Abstract

In 1962, a bi-ritual Bronze Age cemetery (cremation and inhumation burials) were excavated by Zsolt Csalog at Rákóczifalva-Kastélydomb (Jász-Nagykun-Szolnok county, Hungary). The Early Bronze Age skeletons and cremains belonged to the Nagyrév culture. The Late Bronze Age individuals were the bearers of the so-called Rákóczifalva cultural group of the Tumulus culture. The study provides the results of the biological anthropological analysis of human remains buried at Rákóczifalva-Kastélydomb Bronze Age cemetery. Both the inhumated and the cremated remains were very poorly preserved and fragmented. The low number of the investigable skeletons that belonged to the Nagyrév culture did not allow us to make any conclusions about the Early Bronze Age populations lived at Rákóczifalva. However, the publication of the basic anthropological results is relevant because these metric data are the first published data of the populations of the Nagyrév culture.
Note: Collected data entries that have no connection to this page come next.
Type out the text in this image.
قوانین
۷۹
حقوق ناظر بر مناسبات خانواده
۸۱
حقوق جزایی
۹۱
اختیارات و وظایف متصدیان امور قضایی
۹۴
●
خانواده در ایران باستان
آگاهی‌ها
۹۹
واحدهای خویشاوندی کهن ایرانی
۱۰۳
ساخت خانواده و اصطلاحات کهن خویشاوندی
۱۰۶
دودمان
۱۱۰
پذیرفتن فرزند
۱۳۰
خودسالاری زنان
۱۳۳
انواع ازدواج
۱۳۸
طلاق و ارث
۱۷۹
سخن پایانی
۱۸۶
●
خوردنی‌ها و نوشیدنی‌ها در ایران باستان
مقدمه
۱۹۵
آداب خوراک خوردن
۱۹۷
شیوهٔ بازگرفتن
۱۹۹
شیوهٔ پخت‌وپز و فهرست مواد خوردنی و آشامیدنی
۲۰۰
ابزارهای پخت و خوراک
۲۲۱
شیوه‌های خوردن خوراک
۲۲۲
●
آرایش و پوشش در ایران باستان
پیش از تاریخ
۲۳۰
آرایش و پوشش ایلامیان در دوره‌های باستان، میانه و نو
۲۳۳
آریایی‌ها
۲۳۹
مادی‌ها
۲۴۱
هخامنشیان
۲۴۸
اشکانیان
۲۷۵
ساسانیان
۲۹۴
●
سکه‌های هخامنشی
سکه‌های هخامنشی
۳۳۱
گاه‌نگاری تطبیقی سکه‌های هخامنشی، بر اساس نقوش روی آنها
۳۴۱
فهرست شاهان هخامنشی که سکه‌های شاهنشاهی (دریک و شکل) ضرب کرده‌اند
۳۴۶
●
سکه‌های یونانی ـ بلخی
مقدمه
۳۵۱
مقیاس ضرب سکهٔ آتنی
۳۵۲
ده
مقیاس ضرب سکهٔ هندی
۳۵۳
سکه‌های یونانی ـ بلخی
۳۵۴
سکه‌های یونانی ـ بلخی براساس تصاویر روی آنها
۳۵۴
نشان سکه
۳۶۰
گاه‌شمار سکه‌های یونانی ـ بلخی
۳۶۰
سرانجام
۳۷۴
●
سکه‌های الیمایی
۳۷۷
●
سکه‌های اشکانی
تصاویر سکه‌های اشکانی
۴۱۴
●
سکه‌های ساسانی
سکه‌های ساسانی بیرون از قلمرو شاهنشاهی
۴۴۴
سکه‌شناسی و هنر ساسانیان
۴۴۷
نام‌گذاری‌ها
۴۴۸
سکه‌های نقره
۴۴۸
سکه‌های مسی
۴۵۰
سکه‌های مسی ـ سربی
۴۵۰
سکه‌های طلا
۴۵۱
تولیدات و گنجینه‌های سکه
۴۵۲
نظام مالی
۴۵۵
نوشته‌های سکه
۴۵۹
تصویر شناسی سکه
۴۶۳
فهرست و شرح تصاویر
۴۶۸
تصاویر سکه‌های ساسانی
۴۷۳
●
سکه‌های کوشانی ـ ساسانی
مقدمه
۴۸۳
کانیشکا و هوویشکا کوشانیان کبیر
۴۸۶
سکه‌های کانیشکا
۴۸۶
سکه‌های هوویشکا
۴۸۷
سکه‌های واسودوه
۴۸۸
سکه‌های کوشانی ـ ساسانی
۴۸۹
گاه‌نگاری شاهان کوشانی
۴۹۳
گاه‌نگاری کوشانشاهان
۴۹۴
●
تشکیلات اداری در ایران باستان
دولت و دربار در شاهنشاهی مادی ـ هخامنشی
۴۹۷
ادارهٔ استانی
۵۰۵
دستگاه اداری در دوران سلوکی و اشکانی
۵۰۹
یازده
The age distribution of the Late Bronze Age community shows a high percentage of sub-adults in the cemetery, similar to Jánoshida-Berek Tumulus culture community. In Rákóczifalva material the sex distribution was balanced. The pathological alterations that are usually frequent in almost every prehistoric material were observable in this series too (e.g. degenerative alterations of the spine and joints, porotic hyperostosis and entheseal changes).